Presiden meyakini masyarakat ASEAN mampu menjadi katalisator perdamaian dunia serta menjadi komunitas peduli dan berbagi yang tidak hanya menjadi Episentrum of Growth tapi menjadi Episentrum of Harmony yang menjaga stabilitas kawasan dan perdamaian dunia.
"Karena itu saya menyambut hangat peran konstruktif pemimpin agama dan budaya di ASEAN. Melalui prakarsa strategis PBNU bersama Kementerian Luar Negeri dalam menggelar Konferensi ASEAN Dialog Antarbudaya dan Antaragana 2023," kata Jokowi.
Dia berharap forum tersebut menghadirkan saling pengertian yang semakin meluas dan bisa menjadi pondasi kokoh dalam membangun ASEAN sebagai pusat pertumbuhan dan pusat keharmonisan dunia.
"Saya harap forum ini menghadirkan saling pengertian yang semakin meluas, menjadi fondasi kokoh dalam membangun ASEAN sebagai Epicentrum of Growth, Epicentrum of Harmony," tutur Presiden.

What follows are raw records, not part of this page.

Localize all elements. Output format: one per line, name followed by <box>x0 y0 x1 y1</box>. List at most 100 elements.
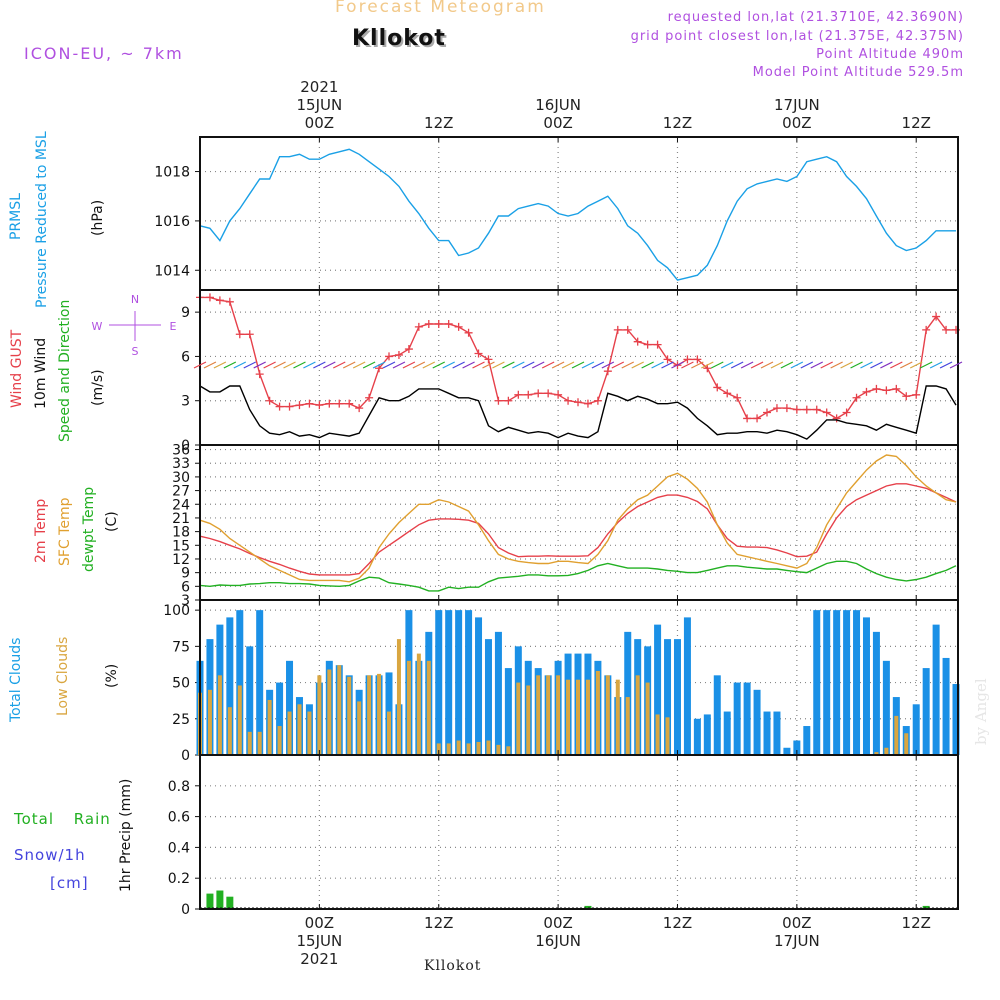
gust-point <box>385 352 394 361</box>
label-total-rain: Total Rain <box>14 810 111 828</box>
gust-point <box>872 384 881 393</box>
low-cloud-bar <box>635 675 640 755</box>
low-cloud-bar <box>307 711 312 755</box>
gust-point <box>633 337 642 346</box>
time-label-bottom: 12Z <box>902 914 931 932</box>
wind-direction-arrow <box>303 361 316 369</box>
time-label-top: 12Z <box>663 114 692 132</box>
gust-point <box>464 328 473 337</box>
wind-direction-arrow <box>452 361 465 369</box>
low-cloud-bar <box>576 679 581 755</box>
low-cloud-bar <box>207 689 212 755</box>
wind-direction-arrow <box>740 361 754 369</box>
total-cloud-bar <box>942 657 950 755</box>
gust-point <box>743 414 752 423</box>
gust-point <box>802 405 811 414</box>
time-label-top: 12Z <box>424 114 453 132</box>
time-label-bottom: 00Z <box>782 914 811 932</box>
gust-point <box>424 319 433 328</box>
low-cloud-bar <box>566 679 571 755</box>
gust-point <box>613 325 622 334</box>
gust-point <box>215 296 224 305</box>
gust-point <box>305 399 314 408</box>
rain-bar <box>216 890 224 909</box>
panel-frame <box>199 444 959 601</box>
total-cloud-bar <box>286 660 294 755</box>
gust-point <box>772 404 781 413</box>
gust-point <box>504 396 513 405</box>
wind-direction-arrow <box>830 361 843 369</box>
wind-direction-arrow <box>313 361 326 369</box>
gust-point <box>892 384 901 393</box>
gust-point <box>942 325 951 334</box>
gust-point <box>434 319 443 328</box>
total-cloud-bar <box>664 639 672 755</box>
rain-bar <box>922 905 930 909</box>
wind-direction-arrow <box>800 361 814 369</box>
wind-direction-arrow <box>332 361 346 369</box>
total-cloud-bar <box>475 617 483 755</box>
rain-bar <box>206 893 214 909</box>
y-tick-label: 3 <box>181 593 190 609</box>
low-cloud-bar <box>247 731 252 755</box>
low-cloud-bar <box>884 747 889 755</box>
low-cloud-bar <box>595 670 600 755</box>
wind-direction-arrow <box>531 361 545 369</box>
wind-direction-arrow <box>720 361 734 369</box>
total-cloud-bar <box>783 747 791 755</box>
total-cloud-bar <box>922 668 930 755</box>
low-cloud-bar <box>894 715 899 755</box>
rain-bar <box>226 896 234 909</box>
wind-direction-arrow <box>342 361 356 369</box>
wind-direction-arrow <box>840 361 853 369</box>
gust-point <box>554 390 563 399</box>
gust-point <box>593 396 602 405</box>
low-cloud-bar <box>337 665 342 755</box>
y-tick-label: 27 <box>172 484 190 500</box>
series-line-2m-temp <box>199 483 957 576</box>
gust-point <box>832 414 841 423</box>
wind-direction-arrow <box>929 361 943 369</box>
wind-direction-arrow <box>671 361 684 369</box>
rain-bar <box>584 905 592 909</box>
total-cloud-bar <box>743 682 751 755</box>
y-tick-label: 24 <box>172 497 190 513</box>
time-label-top: 17JUN <box>774 96 820 114</box>
gust-point <box>653 340 662 349</box>
wind-direction-arrow <box>890 361 903 369</box>
y-tick-label: 6 <box>181 579 190 595</box>
wind-direction-arrow <box>581 361 595 369</box>
gust-point <box>245 330 254 339</box>
gust-point <box>365 393 374 402</box>
y-tick-label: 6 <box>181 349 190 365</box>
total-cloud-bar <box>932 624 940 755</box>
total-cloud-bar <box>465 610 473 755</box>
model-altitude: Model Point Altitude 529.5m <box>752 65 964 80</box>
time-label-top: 00Z <box>305 114 334 132</box>
low-cloud-bar <box>546 675 551 755</box>
wind-direction-arrow <box>949 361 963 369</box>
time-label-top: 00Z <box>543 114 572 132</box>
wind-direction-arrow <box>402 361 416 369</box>
y-tick-label: 9 <box>181 305 190 321</box>
low-cloud-bar <box>317 675 322 755</box>
gust-point <box>285 402 294 411</box>
panel-clouds <box>195 599 960 756</box>
gust-point <box>842 408 851 417</box>
time-label-top: 00Z <box>782 114 811 132</box>
wind-direction-arrow <box>631 361 644 369</box>
low-cloud-bar <box>367 675 372 755</box>
compass-w: W <box>92 320 103 333</box>
low-cloud-bar <box>277 726 282 755</box>
gust-point <box>255 370 264 379</box>
grid-coords: grid point closest lon,lat (21.375E, 42.… <box>630 29 964 44</box>
low-cloud-bar <box>904 733 909 755</box>
y-tick-label: 15 <box>172 538 190 554</box>
low-cloud-bar <box>506 746 511 755</box>
wind-direction-arrow <box>730 361 744 369</box>
wind-direction-arrow <box>372 361 386 369</box>
wind-direction-arrow <box>601 361 615 369</box>
low-cloud-bar <box>396 639 401 755</box>
wind-direction-arrow <box>243 361 257 369</box>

Sementara itu Ketua Umum Pengurus Besar Nahdlatul Ulama (PBNU) Yahya Cholil Staquf dalam sambutannya menyampaikan acara ini merupakan kelanjutan dari Forum Religion of Twenty (R20) yang dilaksanakan pada tahun lalu, namun dengan status yang lebih kuat.
Dia menyampaikan tahun ini Indonesia memegang Keketuaan ASEAN 2023, dan menjadi Tuan Rumah KTT ASEAN.
Pihaknya melihat bahwa masyarakat di lingkungan ASEAN dan Indo-Pasifik sesungguhnya telah mewarisi sebuah peradaban yang sama dan menjadi konstituen dari suatu warisan budaya bersama dengan ciri utama nilai-nilai toleransi dan harmoni.
Oleh karena itu, kata Yahya, pihaknya berinisiatif menyelenggarakan Forum IIDC 2023 sebagai semacam inisiasi memulai konsolidasi dari konstituensi peradaban besar yang dapat mendorong tumbuhnya toleransi dan perdamaian yang diharapkan bisa menginspirasi dinamika internasional secara keseluruhan.
"Apabila dalam KTT ASEAN Keketuaan Indonesia mengajukan Tema ASEAN Epicentrum of Growth, kami ingin berkontribusi dengan gagasan yang mudah-mudahan bisa beriringan dan bisa mendukung Tema ASEAN Epicentrum of Growth dengan menjadikan ASEAN Epicentrum of Peace, Tolerance and Harmony," jelasnya.
Acara ini diikuti 200 peserta, termasuk 11 pembicara dalam negeri, 15 pembicara luar negeri, serta 27 delegasi dari negara-negara ASEAN dan negara undangan, seperti Amerika Serikat, Cina, India, dan Jepang.